La voiture que nous avons maintenant regardée était un Toyota Voxy gris avec environ 143 000 km et un intérieur très prometteur. Le couple avait fait venir la voiture au début de leur voyage du Japon et l'avait modifiée pendant un mois, montrant beaucoup d'attention aux détails. À l'arrière de la voiture se trouvait une petite construction en bois avec tous les éléments requis pour une voiture auto-suffisante et au milieu, des matelas fixes. En dessous, il y avait beaucoup d'espace de rangement pour toutes sortes de choses, ainsi qu'un équipement de cuisine semi-complet, y compris un réchaud à deux feux, une table pliante et deux chaises de camping. Le plus important, si vous demandez à Chantall, c'étaient les coussins. Pas un, pas deux, mais carrément 7 (!) coussins avaient été fournis par les précédents propriétaires.... oh, et il y avait aussi une guirlande lumineuse.
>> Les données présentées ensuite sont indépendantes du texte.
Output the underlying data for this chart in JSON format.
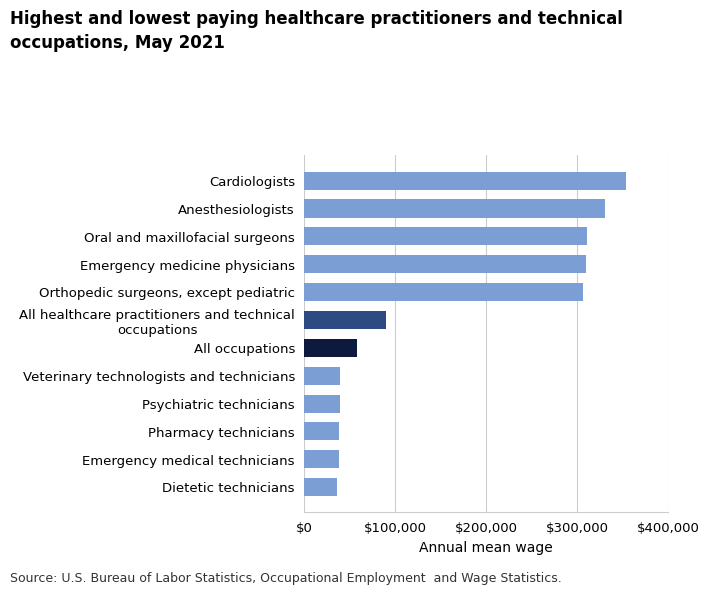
{
  "title": "Highest and lowest paying healthcare practitioners and technical\noccupations, May 2021",
  "categories": [
    "Dietetic technicians",
    "Emergency medical technicians",
    "Pharmacy technicians",
    "Psychiatric technicians",
    "Veterinary technologists and technicians",
    "All occupations",
    "All healthcare practitioners and technical\noccupations",
    "Orthopedic surgeons, except pediatric",
    "Emergency medicine physicians",
    "Oral and maxillofacial surgeons",
    "Anesthesiologists",
    "Cardiologists"
  ],
  "values": [
    36000,
    38000,
    38000,
    40000,
    40000,
    58260,
    90000,
    306220,
    310000,
    311460,
    331190,
    353970
  ],
  "bar_colors": [
    "#7b9fd4",
    "#7b9fd4",
    "#7b9fd4",
    "#7b9fd4",
    "#7b9fd4",
    "#0d1a3d",
    "#2d4a82",
    "#7b9fd4",
    "#7b9fd4",
    "#7b9fd4",
    "#7b9fd4",
    "#7b9fd4"
  ],
  "xlabel": "Annual mean wage",
  "xlim": [
    0,
    400000
  ],
  "xticks": [
    0,
    100000,
    200000,
    300000,
    400000
  ],
  "xtick_labels": [
    "$0",
    "$100,000",
    "$200,000",
    "$300,000",
    "$400,000"
  ],
  "source": "Source: U.S. Bureau of Labor Statistics, Occupational Employment  and Wage Statistics.",
  "background_color": "#ffffff",
  "title_fontsize": 12,
  "label_fontsize": 9.5,
  "tick_fontsize": 9.5,
  "xlabel_fontsize": 10,
  "source_fontsize": 9
}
Voilà pour les éléments qui ont convaincu Chantall. Tobi s'est concentré sur les détails importants : la voiture avait peu de rayures, pas de bosses, était agréable à conduire, avait un moteur bien entretenu, un mode semi-automatique, etc. Seul un gros inconvénient pesait sur ce véhicule de rêve : le prix largement au-dessus de notre objectif initialement fixé. Cependant, nous étions assez rapidement d'accord pour dire que nous nous sentirions bien dans cette voiture pendant les 10 semaines à venir. Que dire de plus : après un peu de négociations, les deux parties étaient à peu près satisfaites et le prix était plus acceptable. Nous avions dépensé un peu plus que prévu et les autres avaient reçu un peu moins que prévu. Mais à la fin, nous étions très contents : nous avions notre voiture ! Vous pouvez voir des photos ci-dessus et probablement quelques autres arriveront au fil du temps, car c'est maintenant notre maison pour les prochaines semaines.
Mais une petite aventure nous restait encore : comment immatriculer une voiture ici. Comment cela fonctionne en Nouvelle-Zélande et comment s'assurer ? Pour la première : il suffit de remplir un formulaire à la poste et hop, la voiture change de propriétaire. Cela a semblé un peu trop imprécis pour Tobi et nous avons donc rédigé notre propre petit contrat d'achat, afin d'avoir quelque chose de plus qu'un petit autocollant en main. Et pour la seconde : ici en Nouvelle-Zélande, il n'y a pas d'obligation d'assurance pour les voitures. Si quelqu'un le souhaite et est un peu téméraire, il peut circuler sans assurance. Cela ne nous est pas venu à l'esprit et nous avons donc contacté l'AA néo-zélandaise, l'équivalent du ADAC, et avons souscrit une assurance qui couvre les incendies, le vol, les dommages aux vitres et, ce qui est très important, les dommages aux biens d'autrui. De plus, pour nous sentir encore un peu plus en sécurité, nous avons souscrit un abonnement temporaire auprès de l'AA, qui nous garantissait un service de dépannage en cas de besoin et offrait d'autres petits avantages. Avec ce package complet, nous nous sentions maintenant en sécurité et étions prêts à partir ! Bien que... il reste une tâche : notre nouvel compagnon a encore besoin d'un nom (cela est censé porter chance ici). Nous sommes cependant convaincus qu'un bon nom nous viendra à l'esprit.